这个儿女都已成年的一国之君毫无形象的怒吼起来,状若疯魔,他放不下,这么多年,一直放不下,仇恨滋生发芽,就算文中晋的死,都无法熄灭。
“无忧,你等着,终有一天,我会再次挥军南下,灭了大周,我会杀了你的儿女,他们,根本就不应该存在!我要证明给你看,你当年的选择有多不明智!”
门外,皇后宫妆的妇人伸到半空的手还是没有扣下,像是僵在了原地,片刻后,她转身离去……
文墨宇好言好语的劝走了这位老丈人白忠敏,得到禁军统领带来的好消息,喜不自胜。
恰逢阳光正好,文墨宇命人找了张藤椅搬到大殿门口,喝着小茶,晒着太阳,看着丁伍数钱。
“督察御史赵大人给了十万两,太阁中书令孙大人给了三十万两,还有大理寺少卿吴大人给了二十万两……”

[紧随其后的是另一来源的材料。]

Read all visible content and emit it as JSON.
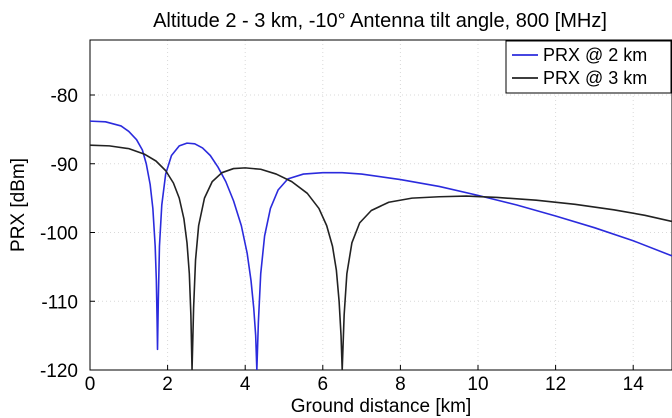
{
  "chart_data": {
    "type": "line",
    "title": "Altitude 2 - 3 km, -10° Antenna tilt angle, 800 [MHz]",
    "xlabel": "Ground distance [km]",
    "ylabel": "PRX [dBm]",
    "xlim": [
      0,
      15
    ],
    "ylim": [
      -120,
      -72
    ],
    "xticks": [
      0,
      2,
      4,
      6,
      8,
      10,
      12,
      14
    ],
    "yticks": [
      -120,
      -110,
      -100,
      -90,
      -80
    ],
    "grid": true,
    "legend_position": "top-right",
    "series": [
      {
        "name": "PRX @ 2 km",
        "color": "#2b2bdd",
        "points": [
          [
            0,
            -83.8
          ],
          [
            0.4,
            -83.9
          ],
          [
            0.8,
            -84.5
          ],
          [
            1.0,
            -85.3
          ],
          [
            1.2,
            -86.5
          ],
          [
            1.35,
            -88.0
          ],
          [
            1.45,
            -90.0
          ],
          [
            1.55,
            -93.0
          ],
          [
            1.62,
            -96.5
          ],
          [
            1.68,
            -102.0
          ],
          [
            1.71,
            -107.0
          ],
          [
            1.73,
            -113.0
          ],
          [
            1.74,
            -117.0
          ],
          [
            1.76,
            -110.0
          ],
          [
            1.79,
            -102.0
          ],
          [
            1.85,
            -96.0
          ],
          [
            1.95,
            -91.5
          ],
          [
            2.1,
            -88.8
          ],
          [
            2.3,
            -87.4
          ],
          [
            2.5,
            -87.0
          ],
          [
            2.7,
            -87.1
          ],
          [
            2.9,
            -87.7
          ],
          [
            3.1,
            -88.8
          ],
          [
            3.3,
            -90.5
          ],
          [
            3.5,
            -92.6
          ],
          [
            3.7,
            -95.4
          ],
          [
            3.9,
            -99.0
          ],
          [
            4.05,
            -103.0
          ],
          [
            4.15,
            -107.0
          ],
          [
            4.22,
            -111.0
          ],
          [
            4.27,
            -115.0
          ],
          [
            4.3,
            -120.0
          ],
          [
            4.34,
            -113.0
          ],
          [
            4.4,
            -106.0
          ],
          [
            4.5,
            -100.5
          ],
          [
            4.65,
            -96.5
          ],
          [
            4.85,
            -93.8
          ],
          [
            5.1,
            -92.2
          ],
          [
            5.5,
            -91.5
          ],
          [
            6.0,
            -91.3
          ],
          [
            6.5,
            -91.3
          ],
          [
            7.0,
            -91.5
          ],
          [
            8.0,
            -92.3
          ],
          [
            9.0,
            -93.3
          ],
          [
            10.0,
            -94.6
          ],
          [
            11.0,
            -96.0
          ],
          [
            12.0,
            -97.6
          ],
          [
            13.0,
            -99.3
          ],
          [
            14.0,
            -101.2
          ],
          [
            15.0,
            -103.4
          ]
        ]
      },
      {
        "name": "PRX @ 3 km",
        "color": "#222222",
        "points": [
          [
            0,
            -87.3
          ],
          [
            0.5,
            -87.4
          ],
          [
            1.0,
            -87.8
          ],
          [
            1.4,
            -88.6
          ],
          [
            1.7,
            -89.6
          ],
          [
            1.95,
            -91.0
          ],
          [
            2.15,
            -92.8
          ],
          [
            2.3,
            -95.0
          ],
          [
            2.42,
            -98.0
          ],
          [
            2.5,
            -101.5
          ],
          [
            2.56,
            -106.0
          ],
          [
            2.6,
            -112.0
          ],
          [
            2.63,
            -120.0
          ],
          [
            2.67,
            -111.0
          ],
          [
            2.72,
            -104.0
          ],
          [
            2.8,
            -99.0
          ],
          [
            2.95,
            -95.0
          ],
          [
            3.15,
            -92.6
          ],
          [
            3.4,
            -91.3
          ],
          [
            3.7,
            -90.7
          ],
          [
            4.0,
            -90.6
          ],
          [
            4.4,
            -90.8
          ],
          [
            4.8,
            -91.5
          ],
          [
            5.2,
            -92.6
          ],
          [
            5.6,
            -94.3
          ],
          [
            5.9,
            -96.5
          ],
          [
            6.1,
            -99.0
          ],
          [
            6.25,
            -102.0
          ],
          [
            6.35,
            -105.5
          ],
          [
            6.42,
            -110.0
          ],
          [
            6.47,
            -115.0
          ],
          [
            6.5,
            -120.0
          ],
          [
            6.55,
            -112.0
          ],
          [
            6.62,
            -106.0
          ],
          [
            6.75,
            -101.5
          ],
          [
            6.95,
            -98.6
          ],
          [
            7.25,
            -96.8
          ],
          [
            7.7,
            -95.6
          ],
          [
            8.3,
            -95.0
          ],
          [
            9.0,
            -94.8
          ],
          [
            9.7,
            -94.7
          ],
          [
            10.5,
            -94.9
          ],
          [
            11.5,
            -95.3
          ],
          [
            12.5,
            -95.9
          ],
          [
            13.5,
            -96.7
          ],
          [
            14.3,
            -97.5
          ],
          [
            15.0,
            -98.4
          ]
        ]
      }
    ]
  }
}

“行了,行了,这些小鱼小虾都不用报了,说说大的。”文墨宇挥挥手,道。
丁伍诺道:“是。皇上,这次莫家没有太大过错,但还是给了五十万两,曾家前前后后,给了一百二十万两银子。国库总进账一千零六十万两。”
“卧槽你说啥!”
文墨宇一个机灵,从藤椅上蹦了起来,十两就是一斤,一百多万斤的银子是什么概念?!
“全是现银?”他傻眼问道。
“这……皇上,还是以银票居多。”丁伍头上一阵冷汗,有点不懂这个陛下的脑回路,要都是现银,这得往哪堆啊。
发财了发财了!
有了钱,军事力量一旦成长起来,结合现代的训练方式,以后谁还敢跟老子叫板?!
蹦跶吧,都可劲蹦哒吧,到时候,老子会让你们知道什么叫做覆巢之下复有完卵乎?